Rev. RODRIGUEZ: Immigration is right up there. However, they’re looking at life, they’re looking at the continuity and respect to an institution that has been around since the beginning. You know, if they had to pick one or the other, it’s probably going to be life and marriage over immigration. Not that immigration is not important. It’s going to be a tough call.

Prof. HERNANDEZ: It’s a tough issue to know what would trump the other, and I think only time will tell. But at the very core issue the immigration debate is about who we are, and when you put my family, my grandmother, my children — I’m going to protect them, and I’m going to seek their well being at the expense of any other issue.

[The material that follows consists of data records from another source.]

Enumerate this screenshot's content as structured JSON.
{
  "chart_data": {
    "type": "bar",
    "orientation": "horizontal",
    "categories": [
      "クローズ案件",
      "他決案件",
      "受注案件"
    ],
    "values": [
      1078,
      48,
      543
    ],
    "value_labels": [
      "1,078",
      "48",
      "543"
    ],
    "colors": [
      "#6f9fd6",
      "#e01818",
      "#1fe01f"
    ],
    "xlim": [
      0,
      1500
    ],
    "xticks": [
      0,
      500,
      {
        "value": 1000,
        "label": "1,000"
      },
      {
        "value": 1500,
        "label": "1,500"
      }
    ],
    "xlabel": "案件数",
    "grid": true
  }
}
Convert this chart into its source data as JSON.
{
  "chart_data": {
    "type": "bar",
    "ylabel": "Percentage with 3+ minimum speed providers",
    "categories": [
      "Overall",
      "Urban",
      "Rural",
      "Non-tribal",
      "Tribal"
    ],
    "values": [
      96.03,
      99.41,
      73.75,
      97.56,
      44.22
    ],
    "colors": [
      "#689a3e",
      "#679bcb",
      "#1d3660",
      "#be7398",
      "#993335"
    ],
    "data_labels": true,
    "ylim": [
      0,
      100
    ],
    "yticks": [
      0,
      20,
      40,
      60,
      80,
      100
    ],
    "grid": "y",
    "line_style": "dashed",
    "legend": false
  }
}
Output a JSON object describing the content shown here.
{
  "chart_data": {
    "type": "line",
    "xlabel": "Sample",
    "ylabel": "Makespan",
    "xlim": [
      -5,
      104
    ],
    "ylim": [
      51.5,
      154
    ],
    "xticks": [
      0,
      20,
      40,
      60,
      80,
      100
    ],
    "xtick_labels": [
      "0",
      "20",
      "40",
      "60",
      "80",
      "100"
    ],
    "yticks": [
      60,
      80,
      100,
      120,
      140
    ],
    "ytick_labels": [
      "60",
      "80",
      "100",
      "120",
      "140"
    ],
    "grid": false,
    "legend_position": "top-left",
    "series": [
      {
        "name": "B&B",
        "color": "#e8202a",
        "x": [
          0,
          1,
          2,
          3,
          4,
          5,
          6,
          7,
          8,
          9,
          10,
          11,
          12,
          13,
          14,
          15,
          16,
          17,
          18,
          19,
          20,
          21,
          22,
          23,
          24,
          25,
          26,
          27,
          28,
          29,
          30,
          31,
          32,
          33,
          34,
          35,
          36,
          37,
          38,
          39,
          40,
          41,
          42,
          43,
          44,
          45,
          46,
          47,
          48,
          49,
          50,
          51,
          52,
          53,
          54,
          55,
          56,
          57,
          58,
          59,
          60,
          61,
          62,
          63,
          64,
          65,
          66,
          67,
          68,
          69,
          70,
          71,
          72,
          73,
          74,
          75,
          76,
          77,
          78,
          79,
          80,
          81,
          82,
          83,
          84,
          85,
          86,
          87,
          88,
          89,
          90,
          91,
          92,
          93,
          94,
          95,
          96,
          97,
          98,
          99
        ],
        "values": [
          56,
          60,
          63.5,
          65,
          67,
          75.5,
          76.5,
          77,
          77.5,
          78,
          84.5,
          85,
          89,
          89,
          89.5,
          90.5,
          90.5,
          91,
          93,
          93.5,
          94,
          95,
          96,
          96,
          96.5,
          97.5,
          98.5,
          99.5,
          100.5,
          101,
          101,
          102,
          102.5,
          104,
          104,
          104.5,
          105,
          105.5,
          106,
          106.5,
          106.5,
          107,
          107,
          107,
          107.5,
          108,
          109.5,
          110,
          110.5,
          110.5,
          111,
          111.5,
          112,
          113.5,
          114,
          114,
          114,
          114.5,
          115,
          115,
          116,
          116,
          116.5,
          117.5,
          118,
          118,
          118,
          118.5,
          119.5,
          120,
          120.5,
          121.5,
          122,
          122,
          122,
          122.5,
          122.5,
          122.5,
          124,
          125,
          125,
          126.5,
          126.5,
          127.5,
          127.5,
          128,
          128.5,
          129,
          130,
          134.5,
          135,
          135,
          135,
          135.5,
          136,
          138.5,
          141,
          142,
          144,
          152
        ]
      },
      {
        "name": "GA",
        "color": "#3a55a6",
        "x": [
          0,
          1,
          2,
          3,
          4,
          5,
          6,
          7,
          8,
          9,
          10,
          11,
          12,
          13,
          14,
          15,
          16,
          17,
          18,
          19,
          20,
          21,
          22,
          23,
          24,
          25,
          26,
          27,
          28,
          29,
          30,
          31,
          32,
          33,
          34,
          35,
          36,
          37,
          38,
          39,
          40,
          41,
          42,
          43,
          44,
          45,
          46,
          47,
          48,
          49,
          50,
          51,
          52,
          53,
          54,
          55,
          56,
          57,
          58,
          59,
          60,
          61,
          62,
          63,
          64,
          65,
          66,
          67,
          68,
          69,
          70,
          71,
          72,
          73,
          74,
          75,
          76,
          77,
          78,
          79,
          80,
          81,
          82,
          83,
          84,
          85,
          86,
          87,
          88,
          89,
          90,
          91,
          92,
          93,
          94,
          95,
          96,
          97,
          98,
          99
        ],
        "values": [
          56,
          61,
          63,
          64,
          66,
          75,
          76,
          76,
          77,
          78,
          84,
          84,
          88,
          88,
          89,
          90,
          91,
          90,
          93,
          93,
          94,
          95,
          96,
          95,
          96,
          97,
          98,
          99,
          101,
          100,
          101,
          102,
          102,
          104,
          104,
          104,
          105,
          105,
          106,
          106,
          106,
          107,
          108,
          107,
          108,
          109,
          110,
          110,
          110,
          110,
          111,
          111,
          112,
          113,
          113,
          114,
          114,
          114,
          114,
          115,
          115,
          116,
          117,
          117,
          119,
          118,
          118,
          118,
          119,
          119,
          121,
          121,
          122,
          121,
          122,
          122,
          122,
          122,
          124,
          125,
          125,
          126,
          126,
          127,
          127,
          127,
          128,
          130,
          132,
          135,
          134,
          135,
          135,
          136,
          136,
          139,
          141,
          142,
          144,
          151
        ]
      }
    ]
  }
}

LAWTON: However things shake down politically, experts agree the mobilization over immigration is creating unprecedented new alliances between various ethnic groups within the Hispanic world and between Catholics and Protestants.

Rev. DIAZ: I think it will leave a mark, and we’re making history.

Prof. HERNANDEZ: Pentecostal pastors, priests, lay Catholic leaders have come together and joined forces to say we as a community may be divided by faith and other areas, but on this issue we’re coming together, because we need to take a stand about the dignity of who Latinos are.

LAWTON: Those alliances are poised to reshape American politics for generations to come. I’m Kim Lawton in Laredo, Texas.